Why Drew Allar might be better value than Steelers thought

AAS Editorial Team

Why Drew Allar might be better value than Steelers thought

Where The Story Turns

The Steelers took Drew Allar with the 76th overall pick in the 2026 NFL Draft, and at first glance, the fifth-round grade I had on file seemed to fit. The footwork hurried under pressure. The consistency came and went. He looked like two different quarterbacks depending on whether the pocket was clean.

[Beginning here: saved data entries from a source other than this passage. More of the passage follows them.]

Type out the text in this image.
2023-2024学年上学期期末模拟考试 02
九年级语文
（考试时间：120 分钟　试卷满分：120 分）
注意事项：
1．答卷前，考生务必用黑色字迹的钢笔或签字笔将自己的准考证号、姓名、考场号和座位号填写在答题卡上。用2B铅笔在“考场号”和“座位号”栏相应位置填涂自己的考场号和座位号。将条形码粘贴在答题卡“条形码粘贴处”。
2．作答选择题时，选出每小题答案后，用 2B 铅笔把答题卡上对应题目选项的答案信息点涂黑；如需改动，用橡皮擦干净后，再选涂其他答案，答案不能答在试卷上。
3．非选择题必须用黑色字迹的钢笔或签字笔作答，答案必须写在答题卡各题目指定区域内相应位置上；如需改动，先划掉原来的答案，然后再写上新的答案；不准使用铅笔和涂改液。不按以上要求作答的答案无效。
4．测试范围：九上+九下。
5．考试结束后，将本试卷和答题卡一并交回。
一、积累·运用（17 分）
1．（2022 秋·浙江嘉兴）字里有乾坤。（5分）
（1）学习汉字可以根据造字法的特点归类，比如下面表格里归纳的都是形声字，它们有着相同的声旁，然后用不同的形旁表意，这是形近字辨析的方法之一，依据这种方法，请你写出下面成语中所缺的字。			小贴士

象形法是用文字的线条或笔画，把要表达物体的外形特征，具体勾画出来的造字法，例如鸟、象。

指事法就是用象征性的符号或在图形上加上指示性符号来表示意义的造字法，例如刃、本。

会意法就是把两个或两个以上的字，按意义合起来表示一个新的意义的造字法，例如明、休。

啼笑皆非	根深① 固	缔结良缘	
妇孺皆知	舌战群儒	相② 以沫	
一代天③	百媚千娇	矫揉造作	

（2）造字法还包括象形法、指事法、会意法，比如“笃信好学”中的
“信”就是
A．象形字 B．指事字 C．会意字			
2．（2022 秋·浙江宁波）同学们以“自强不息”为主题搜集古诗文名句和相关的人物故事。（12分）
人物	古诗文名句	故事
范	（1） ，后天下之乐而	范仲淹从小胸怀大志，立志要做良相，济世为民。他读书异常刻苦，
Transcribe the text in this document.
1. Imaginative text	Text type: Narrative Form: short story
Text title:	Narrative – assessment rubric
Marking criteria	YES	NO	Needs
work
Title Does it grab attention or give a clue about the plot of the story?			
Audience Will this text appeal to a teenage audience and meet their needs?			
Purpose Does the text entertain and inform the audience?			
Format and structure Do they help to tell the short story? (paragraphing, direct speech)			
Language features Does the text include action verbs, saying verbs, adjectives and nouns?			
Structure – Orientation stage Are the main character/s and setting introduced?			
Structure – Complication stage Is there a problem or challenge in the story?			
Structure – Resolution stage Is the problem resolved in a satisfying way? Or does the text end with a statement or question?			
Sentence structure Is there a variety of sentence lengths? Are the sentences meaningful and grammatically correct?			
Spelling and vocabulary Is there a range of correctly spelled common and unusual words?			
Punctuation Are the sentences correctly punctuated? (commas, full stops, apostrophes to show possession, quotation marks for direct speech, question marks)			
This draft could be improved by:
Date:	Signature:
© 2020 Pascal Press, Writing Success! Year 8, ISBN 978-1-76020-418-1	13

But the more I dug into the data, the more the picture shifted. His 37.9% first-down rate was among the best in the class—a number that matters because it gets closer to what NFL teams are actually trying to answer: can this quarterback keep an offense on schedule when things aren't perfect?

The Stakes In Plain Sight

Allar also brought significant starting experience from Penn State. Historically, quarterbacks with more collegiate starts tend to handle the transition better because they've seen more football—more disguised coverages, more third-and-long situations, more late-game pressure. That experience raises the floor, even if it doesn't guarantee success.

The opportunity cost argument held up less than I expected. Between Allar at 76 and Pittsburgh's next pick at 85, the board was filled with prospects who projected primarily as role players or developmental starters. The same held true for the next ten picks. There wasn't an obvious blue-chip prospect the Steelers passed up. That's what makes the decision easier to defend.

The Question Left Open

Going back through the 2024 and 2025 tape, the same observation kept surfacing: at his best, Allar made throws that looked every bit like an NFL starter. He could drive the football outside the numbers, layer throws over defenders, attack tight windows with anticipation. But those confident stretches often gave way to periods where everything sped up—the footwork got frenetic, the accuracy suffered, the decision-making muddied.

NFL teams weren't questioning whether he could make NFL throws. They were trying to determine whether he could consistently make NFL decisions when the environment became chaotic. That question hasn't been fully answered, but given the team context and the value on the board, the Steelers may have gotten more than the draft position suggested.